Précisément — ce que j’ai eu souvent le loisir de constater —, N*** est, beaucoup plus que je ne le suis, attaché à son enfance.
* * *
Nos bâtons rompus nous ont mené tard déjà, et je n’ai pas envie de boire un dernier verre. En vérité — peut-être est-ce le voyage, ou le fait d’avoir quitté le printemps pour l’hiver — je me sens fatigué. Aussi N*** part-il vers minuit (promener la chienne).
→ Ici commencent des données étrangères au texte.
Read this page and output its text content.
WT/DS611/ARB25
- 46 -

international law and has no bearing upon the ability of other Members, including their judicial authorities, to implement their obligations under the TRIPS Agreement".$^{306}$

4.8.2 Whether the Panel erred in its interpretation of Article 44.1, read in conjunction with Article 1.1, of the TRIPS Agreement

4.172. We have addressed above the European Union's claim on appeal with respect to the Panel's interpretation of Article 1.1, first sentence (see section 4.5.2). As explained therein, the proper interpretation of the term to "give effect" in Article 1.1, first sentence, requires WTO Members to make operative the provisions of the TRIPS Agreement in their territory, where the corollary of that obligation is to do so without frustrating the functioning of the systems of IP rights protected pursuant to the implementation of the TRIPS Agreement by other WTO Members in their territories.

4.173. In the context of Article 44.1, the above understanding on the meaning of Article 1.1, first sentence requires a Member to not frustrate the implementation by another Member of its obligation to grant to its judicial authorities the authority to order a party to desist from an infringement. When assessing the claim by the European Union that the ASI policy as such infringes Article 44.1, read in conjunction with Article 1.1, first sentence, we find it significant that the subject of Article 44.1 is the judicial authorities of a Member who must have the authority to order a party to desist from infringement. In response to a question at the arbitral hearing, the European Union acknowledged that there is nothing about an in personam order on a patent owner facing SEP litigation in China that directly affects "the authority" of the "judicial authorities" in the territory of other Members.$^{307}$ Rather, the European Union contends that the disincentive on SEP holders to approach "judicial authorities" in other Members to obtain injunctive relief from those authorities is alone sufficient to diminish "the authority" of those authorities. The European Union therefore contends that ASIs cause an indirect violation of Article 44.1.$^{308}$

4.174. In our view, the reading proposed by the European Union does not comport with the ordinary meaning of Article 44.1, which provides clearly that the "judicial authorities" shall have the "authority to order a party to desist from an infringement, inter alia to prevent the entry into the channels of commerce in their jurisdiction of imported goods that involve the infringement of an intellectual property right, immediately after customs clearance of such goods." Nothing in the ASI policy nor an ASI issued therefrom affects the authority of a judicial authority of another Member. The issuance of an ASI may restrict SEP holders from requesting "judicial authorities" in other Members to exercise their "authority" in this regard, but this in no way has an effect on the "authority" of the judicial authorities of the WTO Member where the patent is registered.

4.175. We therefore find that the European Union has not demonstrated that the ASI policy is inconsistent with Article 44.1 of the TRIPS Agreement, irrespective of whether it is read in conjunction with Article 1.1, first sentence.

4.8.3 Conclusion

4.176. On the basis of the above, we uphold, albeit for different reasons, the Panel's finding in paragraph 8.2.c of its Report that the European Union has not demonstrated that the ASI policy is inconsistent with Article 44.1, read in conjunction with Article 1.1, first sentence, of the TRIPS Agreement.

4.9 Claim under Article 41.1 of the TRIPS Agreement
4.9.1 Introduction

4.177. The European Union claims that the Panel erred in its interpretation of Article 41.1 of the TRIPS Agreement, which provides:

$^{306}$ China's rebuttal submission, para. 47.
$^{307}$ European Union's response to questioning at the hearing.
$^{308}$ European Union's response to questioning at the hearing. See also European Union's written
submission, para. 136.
Je me dirai le lendemain que nous sommes de plus en plus décidément — au prix de quelques malentendus, plutôt heureux que malheureux — comme deux bons amis. J’étais content de le voir, même si, au profond, je me sentais moins passionné, en dépit de ce moment d’envie très forte d’un geste affectueux [que j'ai oublié entre-temps].
Je me rends compte ensuite de choses que j’ai tues. J’ai fait refluer, en particulier, toute la négativité de ces mois derniers — non pas pour dissimuler, mais pour prolonger, en fait, cet à-côté de la maladie et de la tristesse — et jouir pleinement de notre soirée.
Je songe aussi n'avoir eu de passage à vide lors de mon séjour à Palerme... Avec N***, j’ai évoqué cela, qui s’était produit à Sienne et Vienne, et nous avons convenu de l’incomplétude, parfois, du voyage en solitaire…
* * *
Au message que je lui ai envoyé en fin d’après-midi, B. me répond qu’elle n’est pas disponible le lendemain.
Même si ma soirée est vacante, je renonce à contacter Patrice.